Small red and purple spots may be due to leukocytoclastic vasculitis, which is inflammation of the small blood vessels in the legs. This condition affects a small number of people with IBD and other autoimmune disorders.

The spots may be itchy or painful. They should heal within a few weeks. Doctors treat this condition with corticosteroids and drugs that suppress the immune system.

Epidermolysis bullosa acquisita is a disorder of the immune system that causes blisters to form on injured skin. The most common sites for these blisters are the hands, feet, knees, elbows, and ankles. When the blisters heal, they leave scars behind.

Doctors treat this condition with corticosteroids, drugs like dapsone that reduce inflammation, and medications that suppress the immune system. People who have these blisters need to be very careful and wear protective gear when they play sports or do other physical activities to avoid injury.

This skin disease causes red, flaky patches to appear on the skin. Like Crohn’s disease, psoriasis is an autoimmune condition. A problem with the immune system causes skin cells to multiply too quickly, and those excess cells build up on the skin.

People with Crohn’s disease are more likely to develop psoriasis. Two biologic drugs — infliximab (Remicade) and adalimumab (Humira) — treat both conditions.

Vitiligo causes patches of skin to lose their color. It happens when skin cells that produce the pigment melanin die or stop working.

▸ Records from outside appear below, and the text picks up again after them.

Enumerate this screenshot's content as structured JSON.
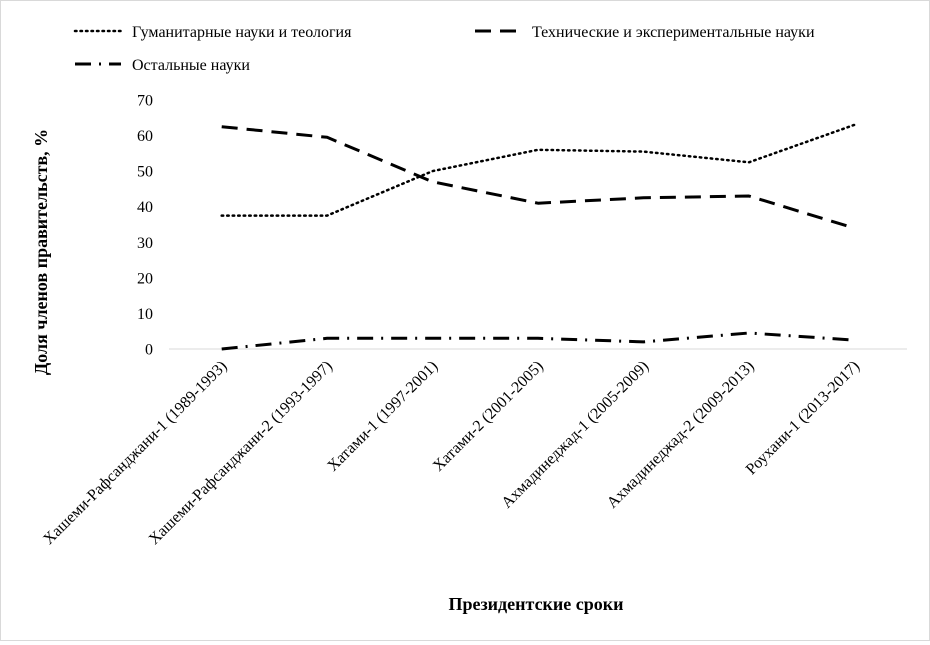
{
  "chart_data": {
    "type": "line",
    "title": "",
    "xlabel": "Президентские сроки",
    "ylabel": "Доля членов правительств, %",
    "ylim": [
      0,
      70
    ],
    "yticks": [
      "0",
      "10",
      "20",
      "30",
      "40",
      "50",
      "60",
      "70"
    ],
    "grid": false,
    "legend_position": "top",
    "categories": [
      "Хашеми-Рафсанджани-1 (1989-1993)",
      "Хашеми-Рафсанджани-2 (1993-1997)",
      "Хатами-1 (1997-2001)",
      "Хатами-2 (2001-2005)",
      "Ахмадинеджад-1 (2005-2009)",
      "Ахмадинеджад-2 (2009-2013)",
      "Роухани-1 (2013-2017)"
    ],
    "series": [
      {
        "name": "Гуманитарные науки и теология",
        "style": "dotted",
        "color": "#000000",
        "values": [
          37.5,
          37.5,
          50,
          56,
          55.5,
          52.5,
          63
        ]
      },
      {
        "name": "Технические и экспериментальные науки",
        "style": "dashed",
        "color": "#000000",
        "values": [
          62.5,
          59.5,
          47,
          41,
          42.5,
          43,
          34
        ]
      },
      {
        "name": "Остальные науки",
        "style": "dash-dot",
        "color": "#000000",
        "values": [
          0,
          3,
          3,
          3,
          2,
          4.5,
          2.5
        ]
      }
    ]
  }
}
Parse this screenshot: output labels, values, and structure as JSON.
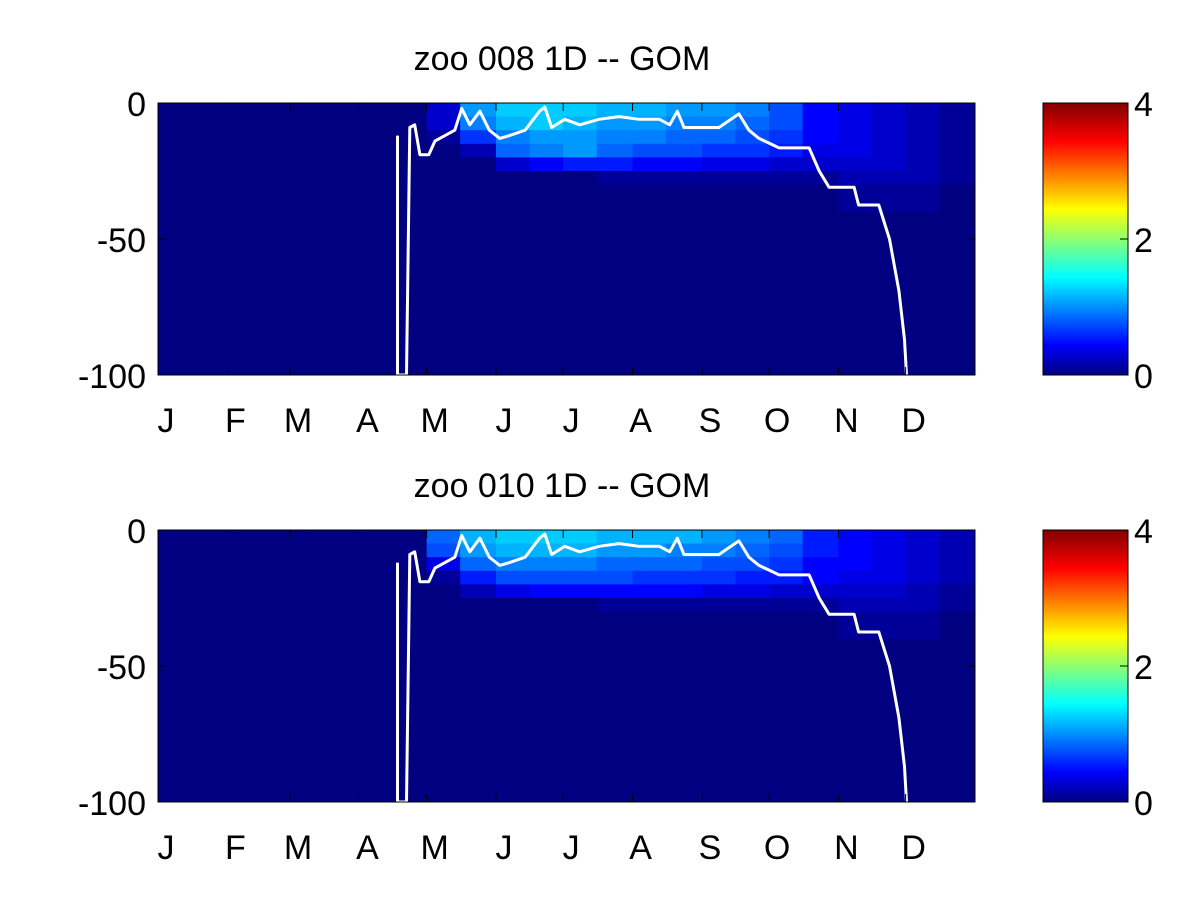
{
  "chart_data": [
    {
      "type": "heatmap",
      "title": "zoo  008 1D   -- GOM",
      "xlim": [
        1,
        366
      ],
      "ylim": [
        -100,
        0
      ],
      "xticks": [
        {
          "value": 1,
          "label": "J"
        },
        {
          "value": 32,
          "label": "F"
        },
        {
          "value": 60,
          "label": "M"
        },
        {
          "value": 91,
          "label": "A"
        },
        {
          "value": 121,
          "label": "M"
        },
        {
          "value": 152,
          "label": "J"
        },
        {
          "value": 182,
          "label": "J"
        },
        {
          "value": 213,
          "label": "A"
        },
        {
          "value": 244,
          "label": "S"
        },
        {
          "value": 274,
          "label": "O"
        },
        {
          "value": 305,
          "label": "N"
        },
        {
          "value": 335,
          "label": "D"
        }
      ],
      "yticks": [
        -100,
        -50,
        0
      ],
      "clim": [
        0,
        4
      ],
      "cticks": [
        0,
        2,
        4
      ],
      "colormap": "jet",
      "x_edges": [
        1,
        16,
        32,
        47,
        60,
        76,
        91,
        106,
        121,
        136,
        152,
        167,
        182,
        197,
        213,
        228,
        244,
        259,
        274,
        289,
        305,
        320,
        335,
        350,
        366
      ],
      "y_edges": [
        0,
        -5,
        -10,
        -15,
        -20,
        -25,
        -30,
        -40,
        -100
      ],
      "z": [
        [
          0,
          0,
          0,
          0,
          0,
          0,
          0,
          0,
          0.3,
          1.1,
          1.3,
          1.3,
          1.3,
          1.2,
          1.2,
          1.1,
          1.1,
          1.0,
          0.8,
          0.5,
          0.4,
          0.3,
          0.2,
          0.1
        ],
        [
          0,
          0,
          0,
          0,
          0,
          0,
          0,
          0,
          0.3,
          1.0,
          1.2,
          1.3,
          1.2,
          1.1,
          1.1,
          1.0,
          1.0,
          0.9,
          0.8,
          0.5,
          0.4,
          0.3,
          0.2,
          0.1
        ],
        [
          0,
          0,
          0,
          0,
          0,
          0,
          0,
          0,
          0.1,
          0.7,
          1.0,
          1.1,
          1.1,
          1.0,
          1.0,
          0.9,
          0.9,
          0.8,
          0.7,
          0.5,
          0.4,
          0.3,
          0.2,
          0.1
        ],
        [
          0,
          0,
          0,
          0,
          0,
          0,
          0,
          0,
          0,
          0.2,
          0.9,
          1.0,
          1.1,
          0.9,
          0.8,
          0.8,
          0.7,
          0.7,
          0.6,
          0.4,
          0.4,
          0.3,
          0.2,
          0.1
        ],
        [
          0,
          0,
          0,
          0,
          0,
          0,
          0,
          0,
          0,
          0,
          0.3,
          0.5,
          0.6,
          0.6,
          0.5,
          0.5,
          0.4,
          0.4,
          0.3,
          0.3,
          0.3,
          0.3,
          0.2,
          0.1
        ],
        [
          0,
          0,
          0,
          0,
          0,
          0,
          0,
          0,
          0,
          0,
          0,
          0,
          0,
          0.1,
          0.1,
          0.1,
          0.1,
          0.1,
          0.1,
          0.1,
          0.2,
          0.2,
          0.2,
          0.1
        ],
        [
          0,
          0,
          0,
          0,
          0,
          0,
          0,
          0,
          0,
          0,
          0,
          0,
          0,
          0,
          0,
          0,
          0,
          0,
          0,
          0,
          0.1,
          0.1,
          0.1,
          0
        ],
        [
          0,
          0,
          0,
          0,
          0,
          0,
          0,
          0,
          0,
          0,
          0,
          0,
          0,
          0,
          0,
          0,
          0,
          0,
          0,
          0,
          0,
          0,
          0,
          0
        ]
      ],
      "line": {
        "color": "#ffffff",
        "x": [
          108,
          108,
          112,
          113.5,
          115.7,
          118,
          122,
          124.7,
          133.6,
          136.7,
          140.3,
          144.8,
          149,
          153.7,
          158,
          165,
          171.5,
          173.8,
          176.9,
          182.7,
          189.4,
          198,
          207,
          216,
          225,
          229.6,
          233,
          236,
          242.7,
          251.6,
          260.5,
          265,
          269.5,
          278.5,
          291.9,
          296.4,
          300.8,
          312,
          314,
          323,
          327.8,
          332,
          334.5,
          335.4
        ],
        "y": [
          -12,
          -100,
          -100,
          -9,
          -8,
          -19,
          -19,
          -14,
          -10,
          -2,
          -8,
          -3,
          -10,
          -13,
          -12,
          -10,
          -3,
          -1.5,
          -9,
          -6,
          -8,
          -6,
          -5,
          -6,
          -6,
          -8,
          -3,
          -9,
          -9,
          -9,
          -4,
          -10,
          -13,
          -16.5,
          -16.5,
          -25,
          -31,
          -31,
          -37.5,
          -37.5,
          -50,
          -69,
          -87,
          -100
        ]
      }
    },
    {
      "type": "heatmap",
      "title": "zoo  010 1D   -- GOM",
      "xlim": [
        1,
        366
      ],
      "ylim": [
        -100,
        0
      ],
      "xticks": [
        {
          "value": 1,
          "label": "J"
        },
        {
          "value": 32,
          "label": "F"
        },
        {
          "value": 60,
          "label": "M"
        },
        {
          "value": 91,
          "label": "A"
        },
        {
          "value": 121,
          "label": "M"
        },
        {
          "value": 152,
          "label": "J"
        },
        {
          "value": 182,
          "label": "J"
        },
        {
          "value": 213,
          "label": "A"
        },
        {
          "value": 244,
          "label": "S"
        },
        {
          "value": 274,
          "label": "O"
        },
        {
          "value": 305,
          "label": "N"
        },
        {
          "value": 335,
          "label": "D"
        }
      ],
      "yticks": [
        -100,
        -50,
        0
      ],
      "clim": [
        0,
        4
      ],
      "cticks": [
        0,
        2,
        4
      ],
      "colormap": "jet",
      "x_edges": [
        1,
        16,
        32,
        47,
        60,
        76,
        91,
        106,
        121,
        136,
        152,
        167,
        182,
        197,
        213,
        228,
        244,
        259,
        274,
        289,
        305,
        320,
        335,
        350,
        366
      ],
      "y_edges": [
        0,
        -5,
        -10,
        -15,
        -20,
        -25,
        -30,
        -40,
        -100
      ],
      "z": [
        [
          0,
          0,
          0,
          0,
          0,
          0,
          0,
          0,
          0.9,
          1.2,
          1.3,
          1.3,
          1.3,
          1.2,
          1.2,
          1.2,
          1.1,
          1.0,
          0.9,
          0.6,
          0.5,
          0.4,
          0.3,
          0.2
        ],
        [
          0,
          0,
          0,
          0,
          0,
          0,
          0,
          0,
          0.8,
          1.1,
          1.2,
          1.2,
          1.2,
          1.1,
          1.1,
          1.0,
          1.0,
          0.9,
          0.8,
          0.6,
          0.5,
          0.4,
          0.3,
          0.2
        ],
        [
          0,
          0,
          0,
          0,
          0,
          0,
          0,
          0,
          0.4,
          0.9,
          1.0,
          1.0,
          1.0,
          0.9,
          0.9,
          0.9,
          0.8,
          0.8,
          0.7,
          0.5,
          0.5,
          0.4,
          0.3,
          0.2
        ],
        [
          0,
          0,
          0,
          0,
          0,
          0,
          0,
          0,
          0.1,
          0.6,
          0.8,
          0.8,
          0.8,
          0.8,
          0.7,
          0.7,
          0.7,
          0.6,
          0.6,
          0.5,
          0.4,
          0.4,
          0.3,
          0.2
        ],
        [
          0,
          0,
          0,
          0,
          0,
          0,
          0,
          0,
          0,
          0.2,
          0.4,
          0.5,
          0.5,
          0.5,
          0.5,
          0.5,
          0.4,
          0.4,
          0.3,
          0.3,
          0.3,
          0.3,
          0.2,
          0.1
        ],
        [
          0,
          0,
          0,
          0,
          0,
          0,
          0,
          0,
          0,
          0,
          0,
          0,
          0,
          0.1,
          0.1,
          0.1,
          0.1,
          0.1,
          0.1,
          0.1,
          0.2,
          0.2,
          0.2,
          0.1
        ],
        [
          0,
          0,
          0,
          0,
          0,
          0,
          0,
          0,
          0,
          0,
          0,
          0,
          0,
          0,
          0,
          0,
          0,
          0,
          0,
          0,
          0.1,
          0.1,
          0.1,
          0
        ],
        [
          0,
          0,
          0,
          0,
          0,
          0,
          0,
          0,
          0,
          0,
          0,
          0,
          0,
          0,
          0,
          0,
          0,
          0,
          0,
          0,
          0,
          0,
          0,
          0
        ]
      ],
      "line": {
        "color": "#ffffff",
        "x": [
          108,
          108,
          112,
          113.5,
          115.7,
          118,
          122,
          124.7,
          133.6,
          136.7,
          140.3,
          144.8,
          149,
          153.7,
          158,
          165,
          171.5,
          173.8,
          176.9,
          182.7,
          189.4,
          198,
          207,
          216,
          225,
          229.6,
          233,
          236,
          242.7,
          251.6,
          260.5,
          265,
          269.5,
          278.5,
          291.9,
          296.4,
          300.8,
          312,
          314,
          323,
          327.8,
          332,
          334.5,
          335.4
        ],
        "y": [
          -12,
          -100,
          -100,
          -9,
          -8,
          -19,
          -19,
          -14,
          -10,
          -2,
          -8,
          -3,
          -10,
          -13,
          -12,
          -10,
          -3,
          -1.5,
          -9,
          -6,
          -8,
          -6,
          -5,
          -6,
          -6,
          -8,
          -3,
          -9,
          -9,
          -9,
          -4,
          -10,
          -13,
          -16.5,
          -16.5,
          -25,
          -31,
          -31,
          -37.5,
          -37.5,
          -50,
          -69,
          -87,
          -100
        ]
      }
    }
  ]
}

Vitiligo is rare overall, but it’s more common in people with Crohn’s disease. Makeup can cover up the affected patches. Medications are also available to even out skin tone.

Small red and painful bumps on the arms, neck, head, or torso are a sign of Sweet’s syndrome. This skin condition is rare overall, but it can affect people with Crohn’s disease. Corticosteroid pills are the main treatment.

Report any new skin symptoms, from painful bumps to sores, to the doctor who treats your Crohn’s disease. Your doctor can either treat these issues directly or refer you to a dermatologist for treatment.